Many seniors do their banking with a credit union. They like the personal attention a credit union provides, and they might like that they are a “member” of the credit union. Sometimes the fees are less at a credit union. For the most part, credit unions do a good job. However, there is one area in which credit unions often fail their senior customers.
Federal law protects Social Security from collections, but before 2013, Social Security was sometimes garnished after it was deposited in a bank or credit union account. No one told seniors this money was protected or how to get it released. Because of this, lawmakers implemented rules to automatically protect Social Security and certain other federal funds deposited into a bank account. The law instructs banks and credit unions that when they receive a garnishment notice, they must first identify the source of funds in an account. If the account receives federal deposits (like Social Security), the banks and credit unions must protect an amount equaling twice the monthly federal benefit – no matter the source of other funds in the account.
So, if a senior received $1000 in Social Security electronically deposited each month, $2000 was protected from garnishment even if other funds were in the account. A senior whose account contained more than twice the monthly sum could still file a challenge to garnishment with the court to release any excess Social Security or other exempt monies. But twice the monthly Social Security sum was automatically protected by the bank.
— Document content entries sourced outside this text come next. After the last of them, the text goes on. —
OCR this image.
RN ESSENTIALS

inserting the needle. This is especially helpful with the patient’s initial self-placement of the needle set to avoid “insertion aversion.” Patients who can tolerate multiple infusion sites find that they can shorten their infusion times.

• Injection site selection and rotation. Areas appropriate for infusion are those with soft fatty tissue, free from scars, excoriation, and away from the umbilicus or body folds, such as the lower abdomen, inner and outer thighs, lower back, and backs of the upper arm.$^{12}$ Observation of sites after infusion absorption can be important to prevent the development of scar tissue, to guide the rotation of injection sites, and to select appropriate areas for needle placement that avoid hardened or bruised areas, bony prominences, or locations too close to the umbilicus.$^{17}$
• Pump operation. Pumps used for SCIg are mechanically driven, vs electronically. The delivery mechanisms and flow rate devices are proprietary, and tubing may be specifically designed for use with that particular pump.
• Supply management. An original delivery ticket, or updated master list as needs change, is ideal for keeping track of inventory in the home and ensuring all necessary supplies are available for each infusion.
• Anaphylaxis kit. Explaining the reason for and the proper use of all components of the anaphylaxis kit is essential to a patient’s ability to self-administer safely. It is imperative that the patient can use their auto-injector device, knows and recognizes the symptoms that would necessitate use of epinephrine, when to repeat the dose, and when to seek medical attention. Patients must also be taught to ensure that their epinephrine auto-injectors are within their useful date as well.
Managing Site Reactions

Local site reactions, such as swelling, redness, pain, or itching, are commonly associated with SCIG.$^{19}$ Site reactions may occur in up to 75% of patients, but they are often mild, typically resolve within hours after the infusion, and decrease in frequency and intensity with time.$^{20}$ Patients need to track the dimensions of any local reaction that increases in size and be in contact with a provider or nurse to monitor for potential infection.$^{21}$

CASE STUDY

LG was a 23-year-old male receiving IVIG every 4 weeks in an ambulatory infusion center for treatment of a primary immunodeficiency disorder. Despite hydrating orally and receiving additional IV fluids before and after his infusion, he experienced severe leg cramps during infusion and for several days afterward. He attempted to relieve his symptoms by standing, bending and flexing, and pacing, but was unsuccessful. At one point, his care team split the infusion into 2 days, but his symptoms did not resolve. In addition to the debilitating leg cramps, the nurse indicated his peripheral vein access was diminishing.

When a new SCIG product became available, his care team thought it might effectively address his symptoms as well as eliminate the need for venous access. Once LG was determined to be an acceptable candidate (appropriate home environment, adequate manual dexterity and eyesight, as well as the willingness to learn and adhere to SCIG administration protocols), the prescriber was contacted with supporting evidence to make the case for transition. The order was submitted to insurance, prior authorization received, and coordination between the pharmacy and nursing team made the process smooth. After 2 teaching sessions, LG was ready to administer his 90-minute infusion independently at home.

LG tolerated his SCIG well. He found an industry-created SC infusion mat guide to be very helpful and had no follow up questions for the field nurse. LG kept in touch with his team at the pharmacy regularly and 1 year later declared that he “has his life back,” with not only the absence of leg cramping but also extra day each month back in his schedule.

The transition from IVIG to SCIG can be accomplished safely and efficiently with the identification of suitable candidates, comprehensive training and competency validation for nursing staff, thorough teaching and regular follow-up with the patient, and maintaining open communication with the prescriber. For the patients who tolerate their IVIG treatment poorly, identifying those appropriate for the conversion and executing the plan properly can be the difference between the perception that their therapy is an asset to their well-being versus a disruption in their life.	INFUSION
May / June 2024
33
This rule shifted the burden to protect Social Security onto banks and credit unions. It has been an enormous help to seniors with financial problems who now can rely on their bank to protect twice their monthly Social Security deposit. Banks don’t have difficulty understanding and following these rules.
However, credit unions are a different story. After nearly eight years, too many credit unions are incorrectly honoring garnishments of accounts containing Social Security.
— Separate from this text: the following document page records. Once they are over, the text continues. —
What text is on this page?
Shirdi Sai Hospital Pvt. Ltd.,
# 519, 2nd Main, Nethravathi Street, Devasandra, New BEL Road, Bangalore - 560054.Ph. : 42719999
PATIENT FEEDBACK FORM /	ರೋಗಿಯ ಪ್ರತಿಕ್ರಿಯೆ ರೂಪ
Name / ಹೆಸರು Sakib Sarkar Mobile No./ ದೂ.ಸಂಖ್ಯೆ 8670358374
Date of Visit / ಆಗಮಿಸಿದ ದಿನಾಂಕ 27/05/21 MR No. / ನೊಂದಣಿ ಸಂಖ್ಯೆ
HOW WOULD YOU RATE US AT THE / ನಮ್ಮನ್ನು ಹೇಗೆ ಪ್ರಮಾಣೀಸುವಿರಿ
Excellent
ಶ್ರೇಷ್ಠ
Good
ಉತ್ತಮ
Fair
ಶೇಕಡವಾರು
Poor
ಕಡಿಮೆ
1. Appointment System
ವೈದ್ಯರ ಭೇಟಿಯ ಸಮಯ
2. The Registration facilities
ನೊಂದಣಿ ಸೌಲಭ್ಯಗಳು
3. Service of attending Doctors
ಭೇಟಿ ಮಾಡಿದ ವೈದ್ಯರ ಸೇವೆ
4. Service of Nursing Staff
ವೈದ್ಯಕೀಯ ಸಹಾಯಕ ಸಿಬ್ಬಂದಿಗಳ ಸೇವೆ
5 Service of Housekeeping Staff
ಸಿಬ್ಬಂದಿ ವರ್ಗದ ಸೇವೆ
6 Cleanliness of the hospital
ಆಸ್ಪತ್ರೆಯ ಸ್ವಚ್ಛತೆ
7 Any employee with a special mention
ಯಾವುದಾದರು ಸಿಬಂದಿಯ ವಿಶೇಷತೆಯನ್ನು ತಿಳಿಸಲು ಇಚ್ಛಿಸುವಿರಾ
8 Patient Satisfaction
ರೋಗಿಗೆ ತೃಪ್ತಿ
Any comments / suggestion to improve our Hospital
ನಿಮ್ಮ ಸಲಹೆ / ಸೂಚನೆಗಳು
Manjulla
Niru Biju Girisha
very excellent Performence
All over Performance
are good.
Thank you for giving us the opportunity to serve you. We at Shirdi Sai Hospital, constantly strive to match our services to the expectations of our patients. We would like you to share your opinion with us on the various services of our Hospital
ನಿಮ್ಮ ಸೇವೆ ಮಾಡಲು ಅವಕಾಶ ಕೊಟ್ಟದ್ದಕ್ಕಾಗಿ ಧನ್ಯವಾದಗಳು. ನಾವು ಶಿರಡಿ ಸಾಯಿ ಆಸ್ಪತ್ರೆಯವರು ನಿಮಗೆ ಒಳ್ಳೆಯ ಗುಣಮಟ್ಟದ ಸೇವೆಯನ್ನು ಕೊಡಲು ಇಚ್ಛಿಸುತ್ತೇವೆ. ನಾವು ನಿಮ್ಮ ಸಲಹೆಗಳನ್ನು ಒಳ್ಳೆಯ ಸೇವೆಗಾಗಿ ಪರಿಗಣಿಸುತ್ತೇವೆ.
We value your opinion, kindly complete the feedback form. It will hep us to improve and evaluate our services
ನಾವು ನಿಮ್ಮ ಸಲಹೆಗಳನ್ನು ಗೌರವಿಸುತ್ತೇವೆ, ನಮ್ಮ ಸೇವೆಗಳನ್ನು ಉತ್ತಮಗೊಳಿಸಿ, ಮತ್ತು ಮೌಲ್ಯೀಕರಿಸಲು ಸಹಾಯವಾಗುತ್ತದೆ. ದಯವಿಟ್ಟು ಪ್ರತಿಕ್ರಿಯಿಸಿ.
For example, here is a recent notice the collection manager of a large credit union in Georgia sent to an elderly widow:
“Enclosed please find a copy of a garnishment…Unfortunately, we are required to hold any funds in your account up to $1745.90…. At this time there is $973.02 in your account of which only $272.04 appears not to be Social Security Funds. Any deposits going into this accounts (sic) for the next 5 days, that is not Social Security funds will also be subject to the hold up to $1745.90.”
This senior had $1500 in Social Security deposited into her account each month, so $3000 should have been automatically protected by her credit union under this federal rule. The credit union sent a confusing, incorrect letter telling her that the $272.04 that wasn’t from Social Security was subject to garnishment.
This Georgia senior contacted HELPS. We explained to her how her Social Security was protected and available for her needs. We wrote her credit union and advised them of the law. We included a copy of the instructions sent back in 2013 to credit unions from the National Credit Union Administration describing the rule. Belatedly, they corrected their error and didn’t honor the garnishment. But this is something that should not have happened in the first place.
While most credit unions get it right, HELPS is regularly contacted by seniors whose credit union doesn’t follow this rule. Seniors at risk for garnishment generally receive lower incomes. They are vulnerable and trust their credit union to follow the law. If the banks can get this right, all credit unions should too.